Since the beginning of the 20th century, efforts have been made to study and register Nivkh. Recordings have been found from the recollections of a Nivkh informant who was interviewed by the ethnologist Shternberg in 1910. In the last ten years, Dutch and Japanese research groups have been co-operating in the field of ethnic minorities in Sakhalin, Yakutia and the Amur region.

This year, the Universities of Groningen and St. Petersburg launched the project ‘Voices of Tundra and Taiga’ in the framework of a Russian-Dutch research co-operation. The aim of the project is to set up a sound and video-library of recorded stories and of the folklore, singing and oral traditions of the Nivkh and Orok on Sakhalin and the Yukagir and Tungus languages in Yakutia. Existing sound recordings in the archives will be used together with the results of new fieldwork expeditions. The data will be added to the archives in St. Petersburg and elsewhere, whereas part of it will become available on the Internet and on CD-ROM.

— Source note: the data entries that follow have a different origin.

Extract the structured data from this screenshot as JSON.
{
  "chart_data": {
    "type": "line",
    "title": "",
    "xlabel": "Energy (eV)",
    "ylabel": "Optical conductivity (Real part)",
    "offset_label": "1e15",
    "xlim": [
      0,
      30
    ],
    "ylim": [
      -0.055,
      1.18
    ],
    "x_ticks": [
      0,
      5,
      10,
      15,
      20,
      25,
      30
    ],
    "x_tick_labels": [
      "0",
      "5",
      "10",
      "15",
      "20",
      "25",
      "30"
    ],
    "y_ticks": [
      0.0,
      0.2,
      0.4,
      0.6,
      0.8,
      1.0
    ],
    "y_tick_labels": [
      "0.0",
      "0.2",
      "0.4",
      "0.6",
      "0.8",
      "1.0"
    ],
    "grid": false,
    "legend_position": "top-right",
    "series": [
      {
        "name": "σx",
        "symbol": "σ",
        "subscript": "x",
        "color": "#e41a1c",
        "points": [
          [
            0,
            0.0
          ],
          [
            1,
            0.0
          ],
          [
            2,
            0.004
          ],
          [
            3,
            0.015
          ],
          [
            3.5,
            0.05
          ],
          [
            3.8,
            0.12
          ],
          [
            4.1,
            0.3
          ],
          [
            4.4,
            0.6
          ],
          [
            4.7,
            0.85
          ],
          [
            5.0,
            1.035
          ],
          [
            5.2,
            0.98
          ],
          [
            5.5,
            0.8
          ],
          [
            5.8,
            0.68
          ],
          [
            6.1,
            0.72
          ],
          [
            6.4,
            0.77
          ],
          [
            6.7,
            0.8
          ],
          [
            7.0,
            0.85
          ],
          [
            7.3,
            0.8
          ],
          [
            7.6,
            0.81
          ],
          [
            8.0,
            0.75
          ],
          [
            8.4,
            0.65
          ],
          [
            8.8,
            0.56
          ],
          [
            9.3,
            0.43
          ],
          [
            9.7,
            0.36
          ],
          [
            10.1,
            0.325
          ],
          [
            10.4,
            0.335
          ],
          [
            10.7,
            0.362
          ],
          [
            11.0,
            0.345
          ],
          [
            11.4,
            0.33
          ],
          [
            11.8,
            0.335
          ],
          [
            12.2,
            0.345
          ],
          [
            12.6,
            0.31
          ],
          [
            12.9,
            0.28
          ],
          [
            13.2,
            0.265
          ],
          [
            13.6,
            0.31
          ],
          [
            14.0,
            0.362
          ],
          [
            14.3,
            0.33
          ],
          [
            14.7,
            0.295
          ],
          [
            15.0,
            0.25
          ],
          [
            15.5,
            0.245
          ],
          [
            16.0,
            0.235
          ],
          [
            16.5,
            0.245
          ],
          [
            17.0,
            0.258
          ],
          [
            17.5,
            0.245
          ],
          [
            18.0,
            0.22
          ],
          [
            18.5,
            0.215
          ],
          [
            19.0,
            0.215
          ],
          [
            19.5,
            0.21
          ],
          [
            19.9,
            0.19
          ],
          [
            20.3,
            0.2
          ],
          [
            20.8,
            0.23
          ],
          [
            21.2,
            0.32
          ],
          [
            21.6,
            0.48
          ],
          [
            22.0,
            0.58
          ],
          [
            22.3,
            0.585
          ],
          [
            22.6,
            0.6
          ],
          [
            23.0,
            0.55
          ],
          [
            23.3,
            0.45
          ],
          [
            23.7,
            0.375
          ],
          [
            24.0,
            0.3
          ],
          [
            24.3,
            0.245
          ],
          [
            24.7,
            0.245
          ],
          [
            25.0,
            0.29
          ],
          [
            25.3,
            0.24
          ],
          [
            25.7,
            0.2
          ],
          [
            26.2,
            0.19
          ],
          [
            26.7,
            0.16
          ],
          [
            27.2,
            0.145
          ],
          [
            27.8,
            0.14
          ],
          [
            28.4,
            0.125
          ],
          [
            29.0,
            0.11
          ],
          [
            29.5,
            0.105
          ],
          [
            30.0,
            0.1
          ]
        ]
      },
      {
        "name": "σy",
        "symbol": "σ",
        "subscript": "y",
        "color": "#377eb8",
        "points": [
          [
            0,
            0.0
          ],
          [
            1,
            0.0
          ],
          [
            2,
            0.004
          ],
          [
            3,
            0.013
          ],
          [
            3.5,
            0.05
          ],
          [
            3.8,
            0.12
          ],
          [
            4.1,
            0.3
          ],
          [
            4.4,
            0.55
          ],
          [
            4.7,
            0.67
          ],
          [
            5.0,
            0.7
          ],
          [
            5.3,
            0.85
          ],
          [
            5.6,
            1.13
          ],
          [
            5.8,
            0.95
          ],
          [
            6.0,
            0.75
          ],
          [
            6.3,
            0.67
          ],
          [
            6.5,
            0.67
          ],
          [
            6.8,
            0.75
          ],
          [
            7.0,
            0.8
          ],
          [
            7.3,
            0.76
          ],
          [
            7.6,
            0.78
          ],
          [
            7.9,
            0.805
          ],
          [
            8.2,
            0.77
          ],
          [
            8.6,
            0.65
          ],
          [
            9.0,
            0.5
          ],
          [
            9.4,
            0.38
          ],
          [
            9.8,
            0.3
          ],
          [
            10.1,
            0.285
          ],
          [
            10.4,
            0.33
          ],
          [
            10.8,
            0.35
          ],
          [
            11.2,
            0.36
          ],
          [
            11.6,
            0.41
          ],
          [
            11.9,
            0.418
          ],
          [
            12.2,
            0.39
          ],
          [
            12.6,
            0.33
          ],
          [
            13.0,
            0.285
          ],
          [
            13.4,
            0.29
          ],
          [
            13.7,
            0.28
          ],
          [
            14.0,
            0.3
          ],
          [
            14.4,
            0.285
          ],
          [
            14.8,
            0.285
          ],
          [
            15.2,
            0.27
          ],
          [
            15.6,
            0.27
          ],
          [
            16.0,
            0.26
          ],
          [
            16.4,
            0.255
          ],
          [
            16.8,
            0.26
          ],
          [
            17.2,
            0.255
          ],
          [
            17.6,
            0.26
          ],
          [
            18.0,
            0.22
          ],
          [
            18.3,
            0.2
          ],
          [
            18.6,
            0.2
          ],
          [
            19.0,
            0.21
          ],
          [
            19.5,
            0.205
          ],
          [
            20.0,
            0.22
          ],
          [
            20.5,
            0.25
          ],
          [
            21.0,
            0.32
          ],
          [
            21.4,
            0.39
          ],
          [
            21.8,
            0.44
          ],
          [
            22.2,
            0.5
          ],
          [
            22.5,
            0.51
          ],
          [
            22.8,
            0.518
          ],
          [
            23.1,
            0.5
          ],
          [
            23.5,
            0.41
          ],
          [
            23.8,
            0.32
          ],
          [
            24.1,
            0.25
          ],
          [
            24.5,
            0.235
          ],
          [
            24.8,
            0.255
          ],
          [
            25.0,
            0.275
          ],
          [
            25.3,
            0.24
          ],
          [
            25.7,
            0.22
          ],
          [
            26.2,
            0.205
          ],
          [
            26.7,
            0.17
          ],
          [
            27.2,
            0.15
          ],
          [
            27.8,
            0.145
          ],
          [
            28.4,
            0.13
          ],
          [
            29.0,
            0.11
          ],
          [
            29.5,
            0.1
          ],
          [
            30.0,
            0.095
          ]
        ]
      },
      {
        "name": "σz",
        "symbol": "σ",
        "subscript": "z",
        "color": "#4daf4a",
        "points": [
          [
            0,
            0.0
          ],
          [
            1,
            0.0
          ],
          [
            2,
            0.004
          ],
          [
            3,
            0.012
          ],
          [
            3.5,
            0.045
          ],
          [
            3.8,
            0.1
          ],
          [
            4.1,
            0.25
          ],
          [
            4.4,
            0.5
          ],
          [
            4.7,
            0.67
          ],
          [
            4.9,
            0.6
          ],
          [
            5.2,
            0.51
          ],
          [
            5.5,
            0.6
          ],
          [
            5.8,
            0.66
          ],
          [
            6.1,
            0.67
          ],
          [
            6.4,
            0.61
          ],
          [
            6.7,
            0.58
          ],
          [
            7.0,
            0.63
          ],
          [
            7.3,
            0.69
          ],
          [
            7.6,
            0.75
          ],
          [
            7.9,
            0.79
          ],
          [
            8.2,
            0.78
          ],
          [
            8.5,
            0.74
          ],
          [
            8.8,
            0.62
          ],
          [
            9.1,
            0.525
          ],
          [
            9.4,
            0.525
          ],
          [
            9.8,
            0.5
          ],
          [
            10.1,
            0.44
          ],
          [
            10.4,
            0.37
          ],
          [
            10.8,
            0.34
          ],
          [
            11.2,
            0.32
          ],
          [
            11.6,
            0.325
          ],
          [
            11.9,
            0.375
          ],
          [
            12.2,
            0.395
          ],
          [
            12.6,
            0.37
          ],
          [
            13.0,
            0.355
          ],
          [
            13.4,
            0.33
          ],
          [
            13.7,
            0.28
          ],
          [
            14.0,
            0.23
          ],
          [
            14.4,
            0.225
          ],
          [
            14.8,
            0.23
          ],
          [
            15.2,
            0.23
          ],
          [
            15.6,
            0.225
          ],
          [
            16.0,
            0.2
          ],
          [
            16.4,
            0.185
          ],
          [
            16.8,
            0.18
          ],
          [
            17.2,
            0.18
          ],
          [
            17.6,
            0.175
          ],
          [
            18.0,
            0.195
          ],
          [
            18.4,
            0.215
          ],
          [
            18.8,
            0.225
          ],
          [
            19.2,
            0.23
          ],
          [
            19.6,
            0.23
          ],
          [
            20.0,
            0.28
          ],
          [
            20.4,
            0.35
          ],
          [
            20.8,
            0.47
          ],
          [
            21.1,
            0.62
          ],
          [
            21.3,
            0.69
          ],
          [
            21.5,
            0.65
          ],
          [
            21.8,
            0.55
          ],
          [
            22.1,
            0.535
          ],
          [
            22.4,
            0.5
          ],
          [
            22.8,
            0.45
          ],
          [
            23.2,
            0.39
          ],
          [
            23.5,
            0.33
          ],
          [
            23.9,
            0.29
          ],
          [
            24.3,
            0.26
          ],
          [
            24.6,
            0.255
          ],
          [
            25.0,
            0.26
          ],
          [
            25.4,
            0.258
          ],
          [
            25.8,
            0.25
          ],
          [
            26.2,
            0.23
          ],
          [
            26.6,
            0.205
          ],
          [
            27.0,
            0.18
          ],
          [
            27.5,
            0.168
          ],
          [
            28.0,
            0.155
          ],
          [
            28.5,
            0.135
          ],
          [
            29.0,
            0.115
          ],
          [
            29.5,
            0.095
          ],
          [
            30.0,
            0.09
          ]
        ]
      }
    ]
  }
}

The grant proposal to the Netherlands Scientific Research Organisation NWO amounts to 250 thousand guilders (about 100 thousand dollars) for a period of 3 years. The total project will have a longer duration and it will also be financially supported by other resources, such as a PhD grant from the University of Groningen and Japanese foundations. In July 2001, Sakhalin Energy decided to allocate 20 thousand dollars to support the project implementation on Sakhalin.

On the Dutch side, Tjeerd de Graaf will carry out the project with Cecilia Odé, who is a linguist of the University of Leiden in the Netherlands. They will co-operate with the Japanese scholar Hidetoshi Shirashi, who has been recording and working out Nivkh speech on Sakhalin for the past year and will continue his work in Groningen and on Sakhalin from January 2002 until 2006, in the framework of the special PhD grant.

The linguists hope that all these efforts will help to revive Nivkh. It is difficult to say if they will be successful. "I don’t know if Nivkh will survive. Sometimes groups of 200 to 300 speakers manage to maintain a language. Some bigger groups of speakers however, loose the language", De Graaf says.